Now that the model is defined, we will generate $10,000$ choices and reaction times using rand. The rand function accepts the model object, the number of simulated trials, the fixate function, and the transition matrix object.

 choices,rts = rand(model, 10_000, tmat; fixate)
(choice = [1, 1, 2, 1, 1, 1, 1, 1, 1, 1  …  2, 2, 1, 1, 1, 2, 1, 2, 1, 1], rt = [2.498999999999836, 1.0459999999999956, 3.030999999999777, 2.2309999999998653, 1.0449999999999957, 0.6940000000000005, 1.2179999999999767, 1.9369999999998975, 0.6510000000000005, 0.9230000000000007  …  0.6590000000000005, 2.0109999999998895, 1.559999999999939, 0.8480000000000006, 4.239999999999751, 5.55500000000019, 0.2420000000000002, 1.5009999999999455, 3.015999999999779, 1.7569999999999173])

Plot Simulation

Finally, we can generate histograms of the reaction times for each decision option.

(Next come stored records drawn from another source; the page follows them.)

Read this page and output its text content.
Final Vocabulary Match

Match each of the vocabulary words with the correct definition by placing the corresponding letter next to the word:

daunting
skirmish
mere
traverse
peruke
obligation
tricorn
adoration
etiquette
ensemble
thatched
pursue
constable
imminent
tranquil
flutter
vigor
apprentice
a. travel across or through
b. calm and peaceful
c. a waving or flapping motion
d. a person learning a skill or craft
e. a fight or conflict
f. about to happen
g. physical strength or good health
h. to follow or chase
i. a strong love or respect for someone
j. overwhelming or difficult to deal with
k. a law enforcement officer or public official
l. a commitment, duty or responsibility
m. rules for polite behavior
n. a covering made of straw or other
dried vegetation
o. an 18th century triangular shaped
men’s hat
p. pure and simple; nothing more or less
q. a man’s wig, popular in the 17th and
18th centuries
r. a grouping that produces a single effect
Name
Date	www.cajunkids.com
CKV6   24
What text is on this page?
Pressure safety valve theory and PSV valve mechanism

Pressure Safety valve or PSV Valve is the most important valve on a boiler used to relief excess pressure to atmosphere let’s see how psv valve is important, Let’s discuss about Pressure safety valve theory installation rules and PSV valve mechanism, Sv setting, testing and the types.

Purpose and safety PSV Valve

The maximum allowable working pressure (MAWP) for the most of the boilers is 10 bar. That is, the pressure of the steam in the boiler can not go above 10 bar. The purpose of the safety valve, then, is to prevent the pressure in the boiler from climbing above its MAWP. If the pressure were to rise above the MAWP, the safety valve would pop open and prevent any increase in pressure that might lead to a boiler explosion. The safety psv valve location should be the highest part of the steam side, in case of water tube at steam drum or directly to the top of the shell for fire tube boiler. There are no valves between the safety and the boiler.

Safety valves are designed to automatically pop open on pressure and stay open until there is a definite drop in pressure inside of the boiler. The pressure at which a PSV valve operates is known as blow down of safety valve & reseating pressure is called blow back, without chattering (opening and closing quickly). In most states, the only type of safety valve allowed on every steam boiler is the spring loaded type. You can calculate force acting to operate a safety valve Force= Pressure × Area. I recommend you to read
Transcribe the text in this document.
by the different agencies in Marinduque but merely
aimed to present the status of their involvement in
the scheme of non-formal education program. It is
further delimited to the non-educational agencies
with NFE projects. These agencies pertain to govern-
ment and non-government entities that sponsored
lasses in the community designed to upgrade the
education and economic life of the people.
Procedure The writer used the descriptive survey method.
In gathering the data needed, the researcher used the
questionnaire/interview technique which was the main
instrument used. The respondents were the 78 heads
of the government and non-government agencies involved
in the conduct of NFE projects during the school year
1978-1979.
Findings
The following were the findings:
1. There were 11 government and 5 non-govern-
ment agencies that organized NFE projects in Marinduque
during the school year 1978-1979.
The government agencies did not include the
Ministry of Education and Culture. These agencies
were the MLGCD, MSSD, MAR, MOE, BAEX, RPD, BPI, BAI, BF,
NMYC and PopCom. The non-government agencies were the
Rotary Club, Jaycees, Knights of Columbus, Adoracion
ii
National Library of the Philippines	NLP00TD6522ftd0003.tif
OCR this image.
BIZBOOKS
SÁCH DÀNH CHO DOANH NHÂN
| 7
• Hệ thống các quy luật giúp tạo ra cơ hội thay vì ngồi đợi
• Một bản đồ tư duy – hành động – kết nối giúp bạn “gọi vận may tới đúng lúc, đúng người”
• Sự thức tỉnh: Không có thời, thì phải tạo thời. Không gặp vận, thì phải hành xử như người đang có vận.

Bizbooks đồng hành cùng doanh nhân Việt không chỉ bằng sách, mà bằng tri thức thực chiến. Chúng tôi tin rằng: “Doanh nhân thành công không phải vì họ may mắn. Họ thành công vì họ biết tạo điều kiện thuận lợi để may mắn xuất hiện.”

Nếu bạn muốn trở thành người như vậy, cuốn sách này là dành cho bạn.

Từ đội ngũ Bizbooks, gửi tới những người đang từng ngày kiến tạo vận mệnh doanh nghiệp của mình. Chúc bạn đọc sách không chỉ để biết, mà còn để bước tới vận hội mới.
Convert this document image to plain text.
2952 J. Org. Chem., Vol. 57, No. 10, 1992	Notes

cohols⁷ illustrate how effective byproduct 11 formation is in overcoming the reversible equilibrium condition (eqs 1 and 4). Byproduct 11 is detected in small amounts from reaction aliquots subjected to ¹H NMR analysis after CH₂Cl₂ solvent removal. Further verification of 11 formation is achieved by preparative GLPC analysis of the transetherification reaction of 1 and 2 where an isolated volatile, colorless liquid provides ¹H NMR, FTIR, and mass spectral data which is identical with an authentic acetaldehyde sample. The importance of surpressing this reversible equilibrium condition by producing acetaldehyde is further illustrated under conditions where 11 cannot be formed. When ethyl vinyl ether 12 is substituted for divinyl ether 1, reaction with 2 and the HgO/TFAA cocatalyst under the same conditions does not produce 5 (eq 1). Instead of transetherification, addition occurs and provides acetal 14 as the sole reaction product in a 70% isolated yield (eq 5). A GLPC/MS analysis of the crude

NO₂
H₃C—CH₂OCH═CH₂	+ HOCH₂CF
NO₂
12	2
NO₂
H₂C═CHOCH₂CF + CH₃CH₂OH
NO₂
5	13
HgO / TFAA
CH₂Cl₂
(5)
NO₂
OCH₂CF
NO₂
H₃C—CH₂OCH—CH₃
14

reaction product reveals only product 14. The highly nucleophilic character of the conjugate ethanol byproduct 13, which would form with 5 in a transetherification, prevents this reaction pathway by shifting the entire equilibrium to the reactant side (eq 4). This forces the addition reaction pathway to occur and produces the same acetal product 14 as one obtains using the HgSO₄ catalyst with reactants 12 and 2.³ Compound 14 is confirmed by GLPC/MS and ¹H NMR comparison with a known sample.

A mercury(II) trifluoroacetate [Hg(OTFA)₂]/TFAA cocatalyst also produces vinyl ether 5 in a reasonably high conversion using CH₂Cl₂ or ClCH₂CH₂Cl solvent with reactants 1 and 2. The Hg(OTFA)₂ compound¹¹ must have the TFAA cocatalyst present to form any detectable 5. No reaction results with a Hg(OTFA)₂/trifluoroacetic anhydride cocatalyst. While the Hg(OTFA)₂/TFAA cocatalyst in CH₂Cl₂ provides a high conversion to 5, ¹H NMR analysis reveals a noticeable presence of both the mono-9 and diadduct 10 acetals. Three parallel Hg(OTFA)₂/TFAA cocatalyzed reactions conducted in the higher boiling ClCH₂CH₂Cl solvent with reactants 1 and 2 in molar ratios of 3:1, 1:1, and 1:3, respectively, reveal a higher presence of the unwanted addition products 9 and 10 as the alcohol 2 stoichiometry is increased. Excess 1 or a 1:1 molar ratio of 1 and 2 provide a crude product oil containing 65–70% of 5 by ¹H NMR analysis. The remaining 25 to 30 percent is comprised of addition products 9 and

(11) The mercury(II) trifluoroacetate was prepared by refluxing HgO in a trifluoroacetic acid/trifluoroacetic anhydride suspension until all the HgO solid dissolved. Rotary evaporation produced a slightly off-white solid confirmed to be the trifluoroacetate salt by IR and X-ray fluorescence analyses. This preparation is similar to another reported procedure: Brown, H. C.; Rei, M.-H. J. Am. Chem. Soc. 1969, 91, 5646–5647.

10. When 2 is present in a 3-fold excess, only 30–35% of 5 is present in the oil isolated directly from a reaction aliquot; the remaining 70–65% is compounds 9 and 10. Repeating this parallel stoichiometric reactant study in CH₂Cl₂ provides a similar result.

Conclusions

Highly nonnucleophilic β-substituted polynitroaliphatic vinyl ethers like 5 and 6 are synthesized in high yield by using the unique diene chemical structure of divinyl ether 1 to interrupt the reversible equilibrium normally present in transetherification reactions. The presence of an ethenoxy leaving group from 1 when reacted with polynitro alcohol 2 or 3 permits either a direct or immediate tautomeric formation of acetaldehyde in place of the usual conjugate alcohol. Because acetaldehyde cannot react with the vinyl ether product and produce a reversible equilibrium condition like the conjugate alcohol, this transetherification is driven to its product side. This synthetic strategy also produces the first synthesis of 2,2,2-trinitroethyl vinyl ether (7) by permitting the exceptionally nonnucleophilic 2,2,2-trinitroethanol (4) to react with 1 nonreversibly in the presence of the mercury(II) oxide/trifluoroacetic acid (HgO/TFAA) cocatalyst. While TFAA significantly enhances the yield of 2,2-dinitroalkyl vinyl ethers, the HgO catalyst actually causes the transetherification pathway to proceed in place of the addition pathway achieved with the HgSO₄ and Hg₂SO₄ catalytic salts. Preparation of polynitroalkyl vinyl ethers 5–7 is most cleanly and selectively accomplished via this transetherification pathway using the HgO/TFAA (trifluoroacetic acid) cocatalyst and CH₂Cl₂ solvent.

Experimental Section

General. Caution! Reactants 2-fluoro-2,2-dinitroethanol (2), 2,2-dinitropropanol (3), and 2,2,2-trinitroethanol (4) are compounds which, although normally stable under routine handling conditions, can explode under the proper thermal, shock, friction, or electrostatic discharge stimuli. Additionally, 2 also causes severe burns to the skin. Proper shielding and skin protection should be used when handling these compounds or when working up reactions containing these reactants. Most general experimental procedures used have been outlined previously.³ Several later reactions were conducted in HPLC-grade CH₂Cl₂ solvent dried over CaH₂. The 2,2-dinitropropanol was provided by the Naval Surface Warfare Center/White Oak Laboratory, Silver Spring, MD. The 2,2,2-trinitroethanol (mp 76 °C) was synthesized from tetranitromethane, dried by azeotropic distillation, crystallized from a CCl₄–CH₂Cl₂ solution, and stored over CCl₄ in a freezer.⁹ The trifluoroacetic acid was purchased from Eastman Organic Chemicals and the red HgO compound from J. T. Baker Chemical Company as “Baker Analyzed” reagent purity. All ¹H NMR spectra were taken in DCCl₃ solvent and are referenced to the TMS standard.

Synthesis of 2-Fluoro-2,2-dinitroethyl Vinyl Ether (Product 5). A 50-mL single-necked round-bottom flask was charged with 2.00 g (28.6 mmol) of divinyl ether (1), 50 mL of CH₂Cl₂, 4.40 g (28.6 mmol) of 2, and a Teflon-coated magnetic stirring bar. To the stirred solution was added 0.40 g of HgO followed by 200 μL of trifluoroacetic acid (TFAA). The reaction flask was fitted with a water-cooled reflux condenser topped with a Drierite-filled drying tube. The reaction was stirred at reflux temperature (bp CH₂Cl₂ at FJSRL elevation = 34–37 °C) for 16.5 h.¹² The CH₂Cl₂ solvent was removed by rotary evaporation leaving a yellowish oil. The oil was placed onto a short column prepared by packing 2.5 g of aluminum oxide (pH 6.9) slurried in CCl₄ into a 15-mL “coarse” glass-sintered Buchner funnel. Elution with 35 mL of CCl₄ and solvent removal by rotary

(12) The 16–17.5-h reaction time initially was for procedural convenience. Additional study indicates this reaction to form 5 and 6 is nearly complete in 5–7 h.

histogram(model; model_args=(;tmat), model_kwargs=(;fixate))
plot!(model; model_args=(;tmat), model_kwargs=(;fixate), t_range=range(0.0, 5, length=100), xlims=(0,5))
Example block output

References

Krajbich, I., Armel, C., & Rangel, A. (2010). Visual fixations and the computation and comparison of value in simple choice. Nature neuroscience, 13(10), 1292-1298.